In our setup all nodes in the server farm are configured as NSCA clients sending updates to an NSCA server (or servers) that processes the information and forwards updates to Icinga through a named pipe. Monitors are configure in two places: on an NSCA client and on the Icinga server.
The actual problem that we saw was that the Icinga server would stop receiving information from the NSCA server. In the cases like this what I oftentimes do is look at the strace logs of the process that is failing (NSCA server in the case).
The first problem that I saw looking at strace were failure reading from the /dev/urandom:
EAGAIN (Resource temporarily unavailable)"
This had nothing to do with problem I was trying to fix, but the error messages littered strace logs, so I decided to fix it.

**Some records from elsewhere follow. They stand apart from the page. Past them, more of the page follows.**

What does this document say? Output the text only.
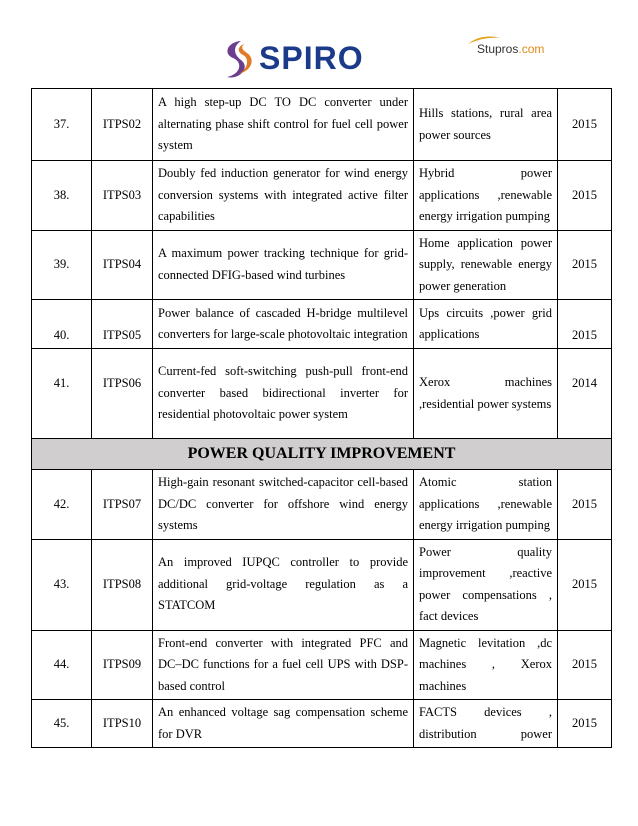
SPIRO	Stupros.com
37.	ITPS02	A high step-up DC TO DC converter under alternating phase shift control for fuel cell power system	Hills stations, rural area power sources	2015
38.	ITPS03	Doubly fed induction generator for wind energy conversion systems with integrated active filter capabilities	Hybrid power applications ,renewable energy irrigation pumping	2015
39.	ITPS04	A maximum power tracking technique for grid-connected DFIG-based wind turbines	Home application power supply, renewable energy power generation	2015
40.	ITPS05	Power balance of cascaded H-bridge multilevel converters for large-scale photovoltaic integration	Ups circuits ,power grid applications	2015
41.	ITPS06	Current-fed soft-switching push-pull front-end converter based bidirectional inverter for residential photovoltaic power system	Xerox machines ,residential power systems	2014
POWER QUALITY IMPROVEMENT				
42.	ITPS07	High-gain resonant switched-capacitor cell-based DC/DC converter for offshore wind energy systems	Atomic station applications ,renewable energy irrigation pumping	2015
43.	ITPS08	An improved IUPQC controller to provide additional grid-voltage regulation as a STATCOM	Power quality improvement ,reactive power compensations , fact devices	2015
44.	ITPS09	Front-end converter with integrated PFC and DC–DC functions for a fuel cell UPS with DSP-based control	Magnetic levitation ,dc machines , Xerox machines	2015
45.	ITPS10	An enhanced voltage sag compensation scheme for DVR	FACTS devices , distribution power	2015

Turns out NSCA server does a straight read from /dev/urandom forgetting that the read system call will buffer. Disabling the read buffer right after opening /dev/urandom fixed the EAGAIN errors.
The next thing that attracted my attention was:
write(6, "[1341698843] PROCESS_SERVICE_CHE"..., 291) = -1 EPIPE (Broken pipe) <0.000208>
This time, the error actually led to NSCA server crashing. Turns out NSCA server does a very naive write to the pipe file descriptor connected to Icinga process:
fprintf(command_file_fp, "[%lu] PROCESS_HOST_CHECK_RESULT;%s;%d;%s\n", ...
The cases where fprintf fails are not at all handled by the NSCA server. The simple fix watches the write result and attempts to reopen the pipe if write fails.
The last issue to fix with NSCA server was the code to handle failures opening pipe to Icinga process. NSCA server would fail to open the pipe with ENXIO:
open("/var/icinga/rw/icinga.cmd", O_WRONLY|O_APPEND|O_NONBLOCK) = -1 ENXIO (No such device or address) <0.000030>
ENXIO error, in this case, shows up because NSCA server attempts to open the Icinga pipe for writing before the Icinga process opens the pipe for reading.
After applying the three fixes listed about our Icinga setup became rock solid.